A masked instruction has a dependency on the destination register if there is a mask and no {z}. There is no dependency on the destination register if there is no mask or if there is a mask with a {z}. It doesn't make sense to put {z} when there is no mask.

The best solution in such cases may be to turn off hyper-threading in the BIOS setup. Do you think there is a difference between turning off hyper-threading in BIOS, rather than telling the OS to disable some of the cores at runtime?

There is no difference. The problem is that current Operating Systems are not handling hyper-threading optimally. In fact, the O.S. lacks the necessary information. The CPUID instruction can tell how many threads are sharing the same L1 or L2 cache, but it does not tell which threads are sharing a cache, and it does not tell if threads are sharing decoders, execution units, and other resources. The proper solution would be to make the CPUID instruction tell which resources are shared between which threads, and make the operating system give high priority threads an unshared core of their own. But still, the O.S. does not know what is the bottleneck in each thread. It may be OK to put two threads in the same core if the bottleneck is memory access, but not if the bottleneck is instruction decoding. The application programmer or the end user cannot control this either if programs are running in a multiuser system. The hardware designers have given an impossible task to the software developers.

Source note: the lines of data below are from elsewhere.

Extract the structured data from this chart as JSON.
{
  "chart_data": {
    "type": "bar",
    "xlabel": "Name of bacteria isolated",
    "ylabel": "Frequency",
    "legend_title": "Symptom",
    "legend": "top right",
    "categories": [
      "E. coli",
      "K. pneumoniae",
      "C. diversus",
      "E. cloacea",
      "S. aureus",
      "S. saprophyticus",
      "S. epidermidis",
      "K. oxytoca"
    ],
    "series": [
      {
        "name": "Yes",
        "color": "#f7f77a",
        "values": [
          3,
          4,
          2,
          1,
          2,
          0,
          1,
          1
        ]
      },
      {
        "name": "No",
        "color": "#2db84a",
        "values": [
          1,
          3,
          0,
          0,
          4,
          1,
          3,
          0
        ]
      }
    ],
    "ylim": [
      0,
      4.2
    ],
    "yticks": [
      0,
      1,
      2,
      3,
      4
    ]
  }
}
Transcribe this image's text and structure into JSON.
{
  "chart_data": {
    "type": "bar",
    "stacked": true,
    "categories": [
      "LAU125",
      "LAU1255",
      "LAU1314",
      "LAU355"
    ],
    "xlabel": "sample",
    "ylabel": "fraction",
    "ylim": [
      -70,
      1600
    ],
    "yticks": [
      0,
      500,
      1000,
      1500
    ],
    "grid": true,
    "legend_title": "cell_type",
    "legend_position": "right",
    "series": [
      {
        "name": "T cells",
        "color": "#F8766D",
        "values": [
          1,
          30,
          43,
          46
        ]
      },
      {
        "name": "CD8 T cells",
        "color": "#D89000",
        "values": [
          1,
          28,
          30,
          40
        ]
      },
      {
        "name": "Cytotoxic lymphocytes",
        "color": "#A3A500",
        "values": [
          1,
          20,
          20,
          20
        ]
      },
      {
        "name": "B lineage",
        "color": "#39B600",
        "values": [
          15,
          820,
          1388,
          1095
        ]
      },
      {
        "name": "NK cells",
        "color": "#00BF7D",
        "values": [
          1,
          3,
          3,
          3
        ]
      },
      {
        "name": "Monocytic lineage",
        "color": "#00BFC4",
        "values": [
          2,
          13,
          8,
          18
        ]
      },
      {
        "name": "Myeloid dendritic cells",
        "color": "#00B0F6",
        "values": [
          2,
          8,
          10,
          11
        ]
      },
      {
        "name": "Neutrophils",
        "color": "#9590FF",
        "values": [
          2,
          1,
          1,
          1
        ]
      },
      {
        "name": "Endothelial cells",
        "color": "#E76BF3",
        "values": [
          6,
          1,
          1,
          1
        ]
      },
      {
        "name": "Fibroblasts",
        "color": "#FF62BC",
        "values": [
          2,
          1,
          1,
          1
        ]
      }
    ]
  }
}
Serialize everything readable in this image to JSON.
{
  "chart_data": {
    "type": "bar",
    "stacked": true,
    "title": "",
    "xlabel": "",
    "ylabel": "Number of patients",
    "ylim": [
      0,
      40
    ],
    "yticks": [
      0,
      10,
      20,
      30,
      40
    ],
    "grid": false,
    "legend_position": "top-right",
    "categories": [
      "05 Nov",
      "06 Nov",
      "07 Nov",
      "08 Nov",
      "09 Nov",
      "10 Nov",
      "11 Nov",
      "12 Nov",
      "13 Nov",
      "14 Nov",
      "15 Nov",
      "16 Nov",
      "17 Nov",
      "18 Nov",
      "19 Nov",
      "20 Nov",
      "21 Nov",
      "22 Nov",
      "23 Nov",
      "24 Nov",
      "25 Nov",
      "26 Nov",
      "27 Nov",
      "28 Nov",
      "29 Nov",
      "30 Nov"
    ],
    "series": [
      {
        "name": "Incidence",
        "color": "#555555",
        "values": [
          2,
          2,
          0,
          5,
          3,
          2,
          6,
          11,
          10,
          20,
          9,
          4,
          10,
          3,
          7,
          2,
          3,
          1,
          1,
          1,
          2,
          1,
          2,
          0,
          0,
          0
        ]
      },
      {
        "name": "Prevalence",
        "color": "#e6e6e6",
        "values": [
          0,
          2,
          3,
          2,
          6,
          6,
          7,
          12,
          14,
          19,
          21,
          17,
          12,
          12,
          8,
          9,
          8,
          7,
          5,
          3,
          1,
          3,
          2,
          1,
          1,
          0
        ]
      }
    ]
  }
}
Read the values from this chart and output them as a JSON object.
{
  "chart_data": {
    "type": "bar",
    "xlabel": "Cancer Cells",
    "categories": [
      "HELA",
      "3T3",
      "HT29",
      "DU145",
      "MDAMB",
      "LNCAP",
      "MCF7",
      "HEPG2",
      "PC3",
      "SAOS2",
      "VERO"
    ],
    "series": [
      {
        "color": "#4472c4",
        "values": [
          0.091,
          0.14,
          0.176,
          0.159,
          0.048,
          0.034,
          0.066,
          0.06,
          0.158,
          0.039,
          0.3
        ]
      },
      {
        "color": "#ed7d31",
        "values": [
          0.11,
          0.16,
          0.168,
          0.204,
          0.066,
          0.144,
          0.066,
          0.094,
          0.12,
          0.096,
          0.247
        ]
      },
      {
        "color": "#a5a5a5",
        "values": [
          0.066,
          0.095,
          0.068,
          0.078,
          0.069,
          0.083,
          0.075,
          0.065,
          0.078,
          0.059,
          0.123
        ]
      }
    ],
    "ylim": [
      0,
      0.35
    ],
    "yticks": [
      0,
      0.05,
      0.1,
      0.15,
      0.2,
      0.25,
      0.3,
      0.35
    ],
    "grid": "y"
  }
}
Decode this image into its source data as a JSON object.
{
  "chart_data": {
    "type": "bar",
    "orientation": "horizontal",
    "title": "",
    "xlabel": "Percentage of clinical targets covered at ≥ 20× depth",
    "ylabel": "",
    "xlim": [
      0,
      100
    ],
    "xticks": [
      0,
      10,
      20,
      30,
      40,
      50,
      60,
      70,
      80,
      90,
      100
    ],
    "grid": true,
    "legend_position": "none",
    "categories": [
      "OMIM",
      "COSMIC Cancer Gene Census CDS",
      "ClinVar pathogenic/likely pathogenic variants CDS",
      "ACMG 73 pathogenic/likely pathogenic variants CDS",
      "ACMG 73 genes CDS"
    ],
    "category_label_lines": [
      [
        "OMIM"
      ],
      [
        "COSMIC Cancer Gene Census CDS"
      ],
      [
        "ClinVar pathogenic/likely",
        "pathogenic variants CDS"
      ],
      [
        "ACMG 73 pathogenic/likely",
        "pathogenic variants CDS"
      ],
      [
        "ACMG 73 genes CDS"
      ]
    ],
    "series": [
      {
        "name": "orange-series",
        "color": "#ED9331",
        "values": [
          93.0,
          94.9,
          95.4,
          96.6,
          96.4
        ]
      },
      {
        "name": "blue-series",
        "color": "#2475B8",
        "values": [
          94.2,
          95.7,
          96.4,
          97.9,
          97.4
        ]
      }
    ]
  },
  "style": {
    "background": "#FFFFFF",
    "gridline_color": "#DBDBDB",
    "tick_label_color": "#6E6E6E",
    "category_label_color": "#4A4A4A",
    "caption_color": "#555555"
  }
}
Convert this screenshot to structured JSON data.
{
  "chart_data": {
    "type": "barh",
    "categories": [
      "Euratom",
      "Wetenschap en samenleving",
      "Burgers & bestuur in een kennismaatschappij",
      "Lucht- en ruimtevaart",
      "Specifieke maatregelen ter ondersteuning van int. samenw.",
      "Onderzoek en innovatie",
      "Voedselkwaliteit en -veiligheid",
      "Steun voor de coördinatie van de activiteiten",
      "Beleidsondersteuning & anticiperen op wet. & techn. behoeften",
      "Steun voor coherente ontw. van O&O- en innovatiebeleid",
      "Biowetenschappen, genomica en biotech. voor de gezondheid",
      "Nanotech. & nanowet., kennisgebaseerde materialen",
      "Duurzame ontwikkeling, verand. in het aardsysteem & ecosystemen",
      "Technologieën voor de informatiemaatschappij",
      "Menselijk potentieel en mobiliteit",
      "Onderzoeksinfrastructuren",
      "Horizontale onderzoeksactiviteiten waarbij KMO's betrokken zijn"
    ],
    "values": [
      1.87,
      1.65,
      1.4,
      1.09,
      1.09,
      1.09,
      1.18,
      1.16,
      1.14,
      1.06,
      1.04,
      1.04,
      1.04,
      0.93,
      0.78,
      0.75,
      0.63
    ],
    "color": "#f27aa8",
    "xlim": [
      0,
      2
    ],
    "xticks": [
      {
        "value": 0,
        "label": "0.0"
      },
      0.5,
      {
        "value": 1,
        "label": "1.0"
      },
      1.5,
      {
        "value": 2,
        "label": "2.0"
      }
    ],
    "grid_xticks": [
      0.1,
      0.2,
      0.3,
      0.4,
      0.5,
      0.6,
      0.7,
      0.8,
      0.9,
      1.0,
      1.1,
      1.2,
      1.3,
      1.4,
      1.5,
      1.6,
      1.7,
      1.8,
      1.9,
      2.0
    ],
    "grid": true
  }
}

Do you perhaps understand this one, which (among other things) pertains to shuffles and permutes? "Some execution units in the VPU may incur scheduling delay if a sequence of dependent uop flow needs to use these execution units, these outlier units are indicated by the footnote of Table 16 2. When this happens, it will have an additional cost of a 2-cycle bubble"

There is an extra latency of 1-2 clock cycles when, for example, the output of an addition instruction goes to the input of a shuffle instruction. The data have to travel a longer distance to these units that they call outliers. There is less latency when the output of a shuffle instruction goes to the input of another shuffle instruction.